Frequently Asked Questions
Do I need permission from the other parent to relocate with my children?
In many countries you need permission from the other parent if that parent also has parental authority. If you have sole parental authority, it can still be wise to ask for permission, to avoid court procedures started by the other parent to prevent the relocation.
How do I avoid disputes about the move and the new visitation arrangement?
You can draft an international parenting plan prior to the move about such things as visitation arrangements, consultation and sharing of information. When drafting a parenting plan, you can also take into account any changes in circumstances in the future in advance.
What can I do if the other parent refuses to consult or negotiate with me?
You can draft a parenting plan yourself and submit it to the other parent and seek his or her consent.
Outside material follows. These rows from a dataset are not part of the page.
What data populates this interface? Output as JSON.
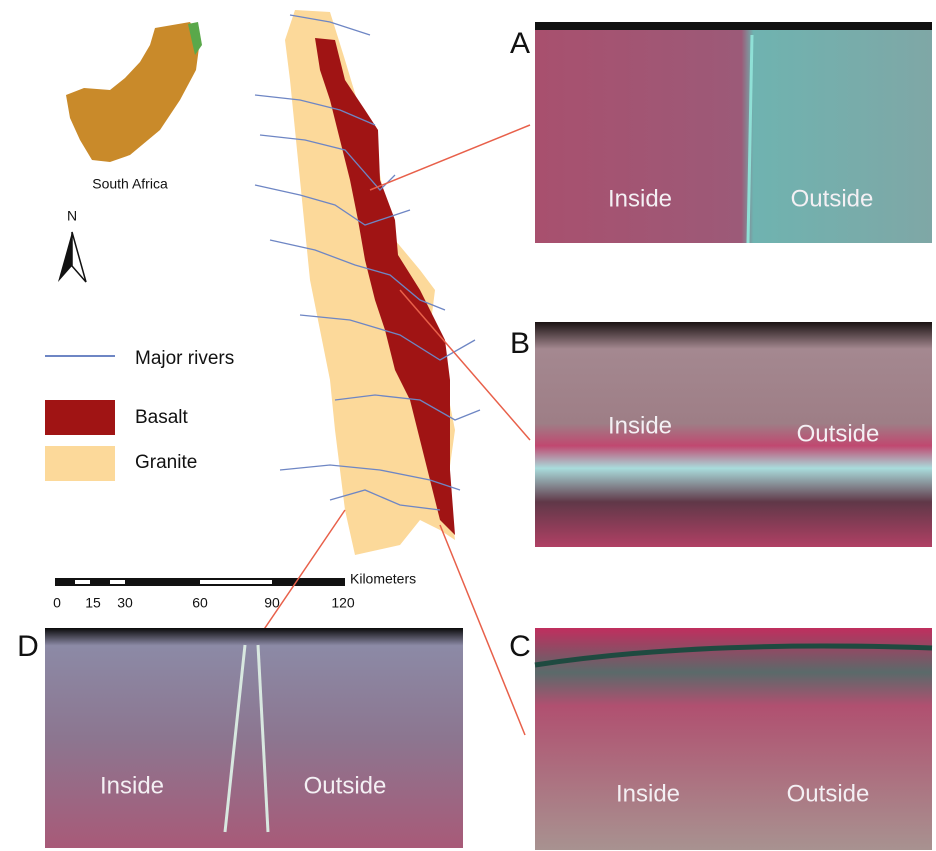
{
  "inset": {
    "label": "South Africa"
  },
  "north_arrow": {
    "label": "N"
  },
  "legend": {
    "items": [
      {
        "label": "Major rivers"
      },
      {
        "label": "Basalt"
      },
      {
        "label": "Granite"
      }
    ]
  },
  "scale_bar": {
    "unit": "Kilometers",
    "ticks": [
      0,
      15,
      30,
      60,
      90,
      120
    ]
  },
  "panels": [
    {
      "label": "A",
      "inside": "Inside",
      "outside": "Outside"
    },
    {
      "label": "B",
      "inside": "Inside",
      "outside": "Outside"
    },
    {
      "label": "C",
      "inside": "Inside",
      "outside": "Outside"
    },
    {
      "label": "D",
      "inside": "Inside",
      "outside": "Outside"
    }
  ]
}
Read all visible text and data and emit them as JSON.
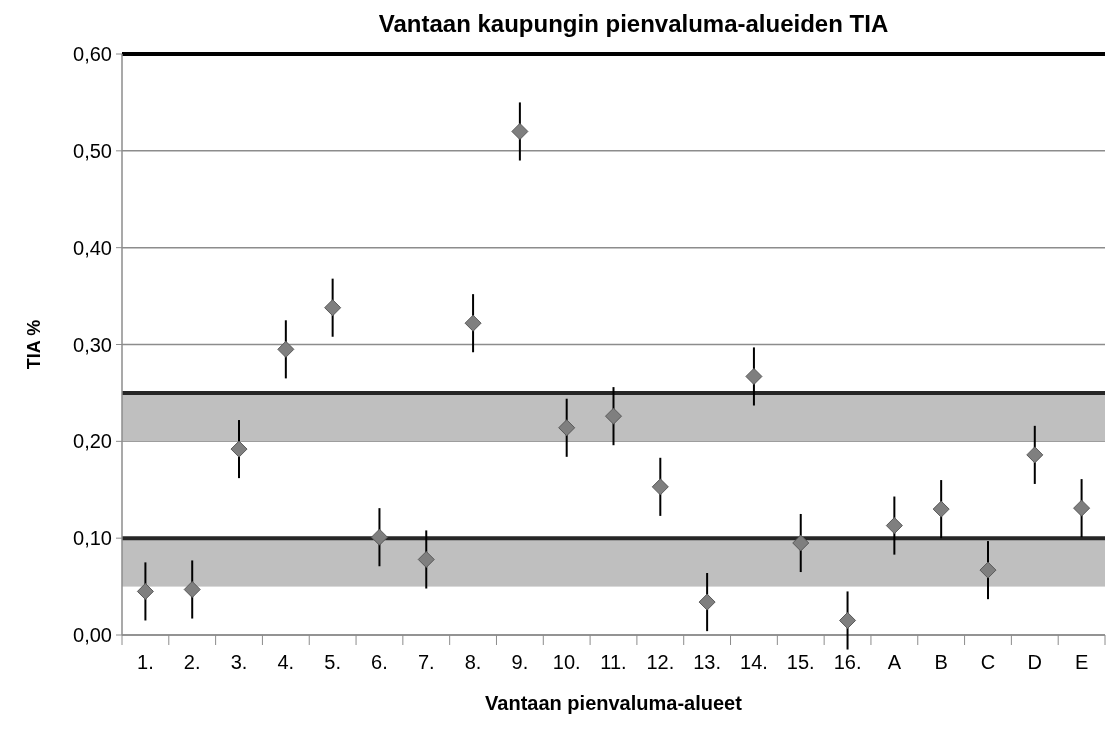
{
  "chart_data": {
    "type": "scatter",
    "title": "Vantaan kaupungin pienvaluma-alueiden TIA",
    "xlabel": "Vantaan pienvaluma-alueet",
    "ylabel": "TIA %",
    "categories": [
      "1.",
      "2.",
      "3.",
      "4.",
      "5.",
      "6.",
      "7.",
      "8.",
      "9.",
      "10.",
      "11.",
      "12.",
      "13.",
      "14.",
      "15.",
      "16.",
      "A",
      "B",
      "C",
      "D",
      "E"
    ],
    "series": [
      {
        "color": "#7f7f7f",
        "values": [
          0.045,
          0.047,
          0.192,
          0.295,
          0.338,
          0.101,
          0.078,
          0.322,
          0.52,
          0.214,
          0.226,
          0.153,
          0.034,
          0.267,
          0.095,
          0.015,
          0.113,
          0.13,
          0.067,
          0.186,
          0.131
        ],
        "errors": [
          0.03,
          0.03,
          0.03,
          0.03,
          0.03,
          0.03,
          0.03,
          0.03,
          0.03,
          0.03,
          0.03,
          0.03,
          0.03,
          0.03,
          0.03,
          0.03,
          0.03,
          0.03,
          0.03,
          0.03,
          0.03
        ]
      }
    ],
    "ylim": [
      0,
      0.6
    ],
    "yticks": [
      {
        "value": 0,
        "label": "0,00"
      },
      {
        "value": 0.1,
        "label": "0,10"
      },
      {
        "value": 0.2,
        "label": "0,20"
      },
      {
        "value": 0.3,
        "label": "0,30"
      },
      {
        "value": 0.4,
        "label": "0,40"
      },
      {
        "value": 0.5,
        "label": "0,50"
      },
      {
        "value": 0.6,
        "label": "0,60"
      }
    ],
    "bands": [
      {
        "axis": "y",
        "from": 0.05,
        "to": 0.1,
        "color": "#bfbfbf"
      },
      {
        "axis": "y",
        "from": 0.2,
        "to": 0.25,
        "color": "#bfbfbf"
      }
    ],
    "ref_lines": [
      {
        "axis": "y",
        "value": 0.1,
        "color": "#262626"
      },
      {
        "axis": "y",
        "value": 0.25,
        "color": "#262626"
      },
      {
        "axis": "y",
        "value": 0.6,
        "color": "#000000"
      }
    ],
    "grid": "y",
    "marker": "diamond"
  }
}
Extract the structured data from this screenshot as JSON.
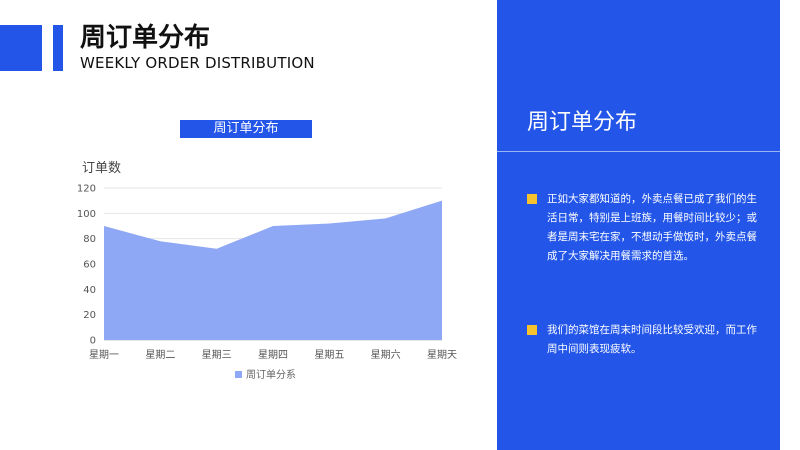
{
  "header": {
    "title": "周订单分布",
    "subtitle": "WEEKLY ORDER DISTRIBUTION"
  },
  "chart_title": "周订单分布",
  "chart_data": {
    "type": "area",
    "title": "",
    "ylabel": "订单数",
    "xlabel": "",
    "categories": [
      "星期一",
      "星期二",
      "星期三",
      "星期四",
      "星期五",
      "星期六",
      "星期天"
    ],
    "series": [
      {
        "name": "周订单分系",
        "values": [
          90,
          78,
          72,
          90,
          92,
          96,
          110
        ],
        "color": "#8fa8f5"
      }
    ],
    "ylim": [
      0,
      120
    ],
    "yticks": [
      0,
      20,
      40,
      60,
      80,
      100,
      120
    ],
    "grid": true,
    "legend": "bottom"
  },
  "panel": {
    "title": "周订单分布",
    "bullets": [
      "正如大家都知道的，外卖点餐已成了我们的生活日常，特别是上班族，用餐时间比较少；或者是周末宅在家，不想动手做饭时，外卖点餐成了大家解决用餐需求的首选。",
      "我们的菜馆在周末时间段比较受欢迎，而工作周中间则表现疲软。"
    ]
  },
  "colors": {
    "accent": "#2255e8",
    "bullet": "#f6c22d",
    "area": "#8fa8f5"
  }
}
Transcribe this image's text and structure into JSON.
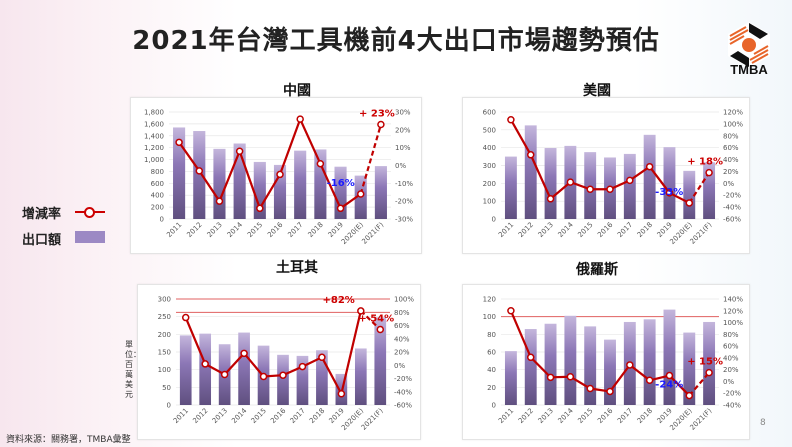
{
  "title": "2021年台灣工具機前4大出口市場趨勢預估",
  "logo_text": "TMBA",
  "legend": {
    "rate_label": "增減率",
    "export_label": "出口額",
    "line_color": "#cc0000",
    "bar_color": "#9c89c4"
  },
  "unit_label": "單位：百萬美元",
  "footer": "資料來源：關務署，TMBA彙整",
  "page_number": "8",
  "chart_data": [
    {
      "type": "bar+line",
      "title": "中國",
      "categories": [
        "2011",
        "2012",
        "2013",
        "2014",
        "2015",
        "2016",
        "2017",
        "2018",
        "2019",
        "2020(E)",
        "2021(F)"
      ],
      "series": [
        {
          "name": "出口額",
          "axis": "left",
          "values": [
            1540,
            1480,
            1180,
            1270,
            960,
            910,
            1150,
            1170,
            880,
            730,
            890
          ]
        },
        {
          "name": "增減率",
          "axis": "right",
          "values": [
            13,
            -3,
            -20,
            8,
            -24,
            -5,
            26,
            1,
            -24,
            -16,
            23
          ]
        }
      ],
      "ylim_left": [
        0,
        1800
      ],
      "ystep_left": 200,
      "ylim_right": [
        -30,
        30
      ],
      "ystep_right": 10,
      "reference_lines": [],
      "annotations": [
        {
          "index": 9,
          "text": "-16%",
          "color": "#1a1aff"
        },
        {
          "index": 10,
          "text": "+ 23%",
          "color": "#cc0000"
        }
      ]
    },
    {
      "type": "bar+line",
      "title": "美國",
      "categories": [
        "2011",
        "2012",
        "2013",
        "2014",
        "2015",
        "2016",
        "2017",
        "2018",
        "2019",
        "2020(E)",
        "2021(F)"
      ],
      "series": [
        {
          "name": "出口額",
          "axis": "left",
          "values": [
            350,
            525,
            398,
            410,
            375,
            345,
            365,
            472,
            403,
            270,
            318
          ]
        },
        {
          "name": "增減率",
          "axis": "right",
          "values": [
            107,
            48,
            -26,
            2,
            -10,
            -10,
            5,
            28,
            -16,
            -33,
            18
          ]
        }
      ],
      "ylim_left": [
        0,
        600
      ],
      "ystep_left": 100,
      "ylim_right": [
        -60,
        120
      ],
      "ystep_right": 20,
      "reference_lines": [],
      "annotations": [
        {
          "index": 9,
          "text": "-33%",
          "color": "#1a1aff"
        },
        {
          "index": 10,
          "text": "+ 18%",
          "color": "#cc0000"
        }
      ]
    },
    {
      "type": "bar+line",
      "title": "土耳其",
      "categories": [
        "2011",
        "2012",
        "2013",
        "2014",
        "2015",
        "2016",
        "2017",
        "2018",
        "2019",
        "2020(E)",
        "2021(F)"
      ],
      "series": [
        {
          "name": "出口額",
          "axis": "left",
          "values": [
            197,
            202,
            172,
            205,
            168,
            142,
            139,
            155,
            88,
            160,
            248
          ]
        },
        {
          "name": "增減率",
          "axis": "right",
          "values": [
            72,
            2,
            -14,
            18,
            -17,
            -15,
            -2,
            12,
            -43,
            82,
            54
          ]
        }
      ],
      "ylim_left": [
        0,
        300
      ],
      "ystep_left": 50,
      "ylim_right": [
        -60,
        100
      ],
      "ystep_right": 20,
      "reference_lines": [
        300,
        262
      ],
      "annotations": [
        {
          "index": 9,
          "text": "+82%",
          "color": "#cc0000"
        },
        {
          "index": 10,
          "text": "+ 54%",
          "color": "#cc0000"
        }
      ]
    },
    {
      "type": "bar+line",
      "title": "俄羅斯",
      "categories": [
        "2011",
        "2012",
        "2013",
        "2014",
        "2015",
        "2016",
        "2017",
        "2018",
        "2019",
        "2020(E)",
        "2021(F)"
      ],
      "series": [
        {
          "name": "出口額",
          "axis": "left",
          "values": [
            61,
            86,
            92,
            101,
            89,
            74,
            94,
            97,
            108,
            82,
            94
          ]
        },
        {
          "name": "增減率",
          "axis": "right",
          "values": [
            120,
            41,
            7,
            8,
            -12,
            -17,
            28,
            2,
            10,
            -24,
            15
          ]
        }
      ],
      "ylim_left": [
        0,
        120
      ],
      "ystep_left": 20,
      "ylim_right": [
        -40,
        140
      ],
      "ystep_right": 20,
      "reference_lines": [
        100
      ],
      "annotations": [
        {
          "index": 9,
          "text": "-24%",
          "color": "#1a1aff"
        },
        {
          "index": 10,
          "text": "+ 15%",
          "color": "#cc0000"
        }
      ]
    }
  ]
}
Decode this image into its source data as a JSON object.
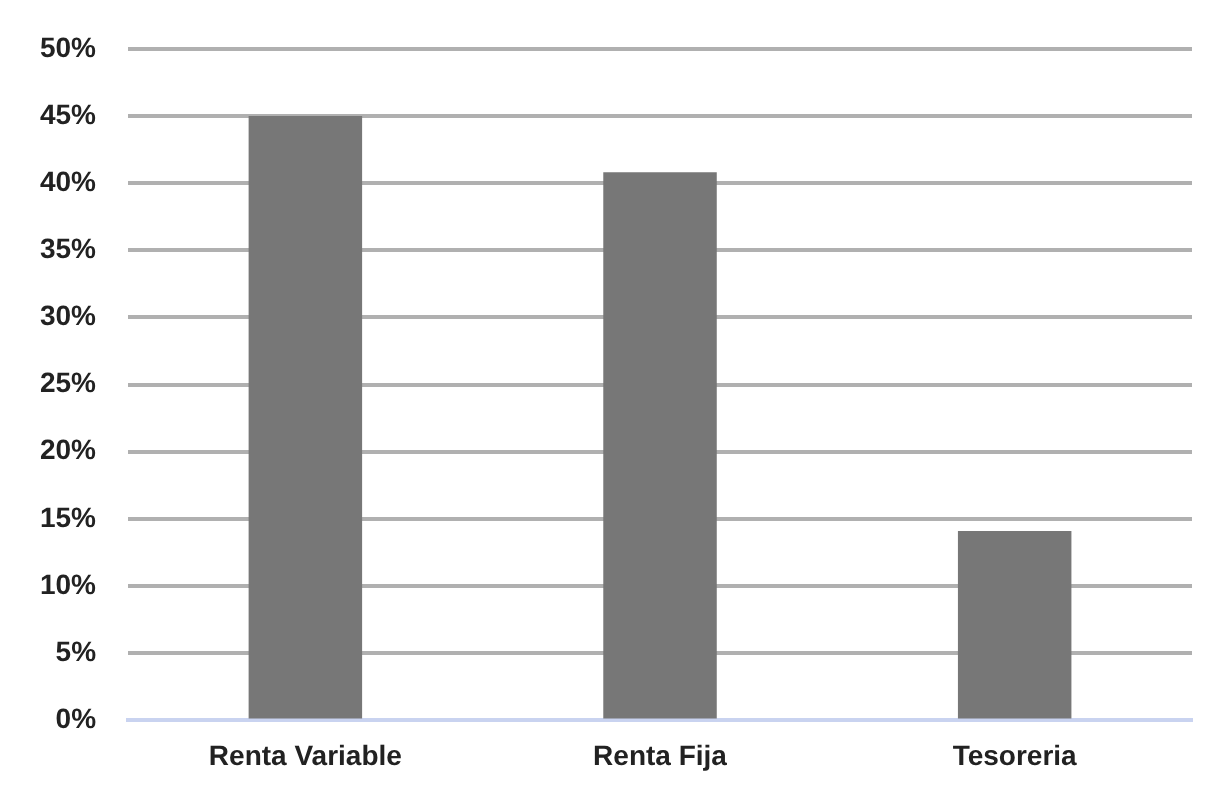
{
  "chart_data": {
    "type": "bar",
    "categories": [
      "Renta Variable",
      "Renta Fija",
      "Tesoreria"
    ],
    "values": [
      45,
      40.8,
      14.1
    ],
    "color": "#777777",
    "ylim": [
      0,
      50
    ],
    "yticks": [
      {
        "value": 0,
        "label": "0%"
      },
      {
        "value": 5,
        "label": "5%"
      },
      {
        "value": 10,
        "label": "10%"
      },
      {
        "value": 15,
        "label": "15%"
      },
      {
        "value": 20,
        "label": "20%"
      },
      {
        "value": 25,
        "label": "25%"
      },
      {
        "value": 30,
        "label": "30%"
      },
      {
        "value": 35,
        "label": "35%"
      },
      {
        "value": 40,
        "label": "40%"
      },
      {
        "value": 45,
        "label": "45%"
      },
      {
        "value": 50,
        "label": "50%"
      }
    ],
    "grid": "y",
    "legend": false
  }
}
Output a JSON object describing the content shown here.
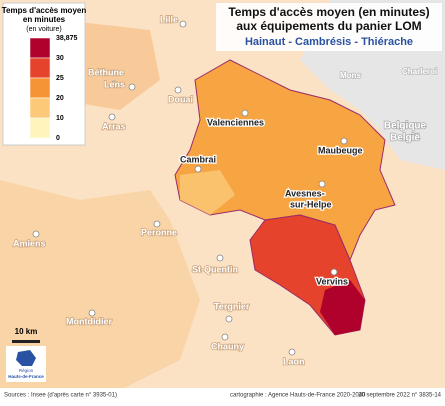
{
  "header": {
    "title_line1": "Temps d'accès moyen (en minutes)",
    "title_line2": "aux équipements du panier LOM",
    "subtitle": "Hainaut - Cambrésis - Thiérache"
  },
  "legend": {
    "title_lines": [
      "Temps d'accès moyen",
      "en minutes",
      "(en voiture)"
    ],
    "labels": [
      "38,875",
      "30",
      "25",
      "20",
      "10",
      "0"
    ],
    "colors": [
      "#b0002c",
      "#e5432b",
      "#f59436",
      "#fbc978",
      "#fef4bc"
    ]
  },
  "places": {
    "cities": [
      "Lille",
      "Béthune",
      "Lens",
      "Douai",
      "Arras",
      "Valenciennes",
      "Cambrai",
      "Maubeuge",
      "Avesnes-",
      "sur-Helpe",
      "Peronne",
      "Amiens",
      "St-Quentin",
      "Vervins",
      "Montdidier",
      "Tergnier",
      "Chauny",
      "Laon",
      "Mons",
      "Charleroi"
    ],
    "country": [
      "Belgique",
      "België"
    ]
  },
  "scale": "10 km",
  "logo": [
    "Région",
    "Hauts-de-France"
  ],
  "footer": {
    "sources": "Sources : Insee (d'après carte n° 3935-01)",
    "credit": "cartographie : Agence Hauts-de-France 2020-2040",
    "date": "20 septembre 2022 n° 3835-14"
  }
}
You can also ask the court to make a court order on the main issues in the parenting plan.
What are the advantages of writing a parenting plan together?
In most countries, the court can only ratify a parenting plan if it is signed by both parents. In that case, the agreements on various topics can be set out exactly as desired and ratified by the court. If there is no agreement on a parenting plan, the court can only tie the knot on a number of issues. Such a court decision is much less detailed than a jointly drafted parenting plan and is often less future-proof.
What is a good international visitation arrangement?
A good international contact arrangement takes into account: the distance, travel time and costs, the school vacations, the existing division of care responsibilities, the school vacations and contact arrangements of (half) sisters and brothers, the age of the child and other relevant circumstances and the possibilities of maintaining contact at a distance by means of video calls, for example.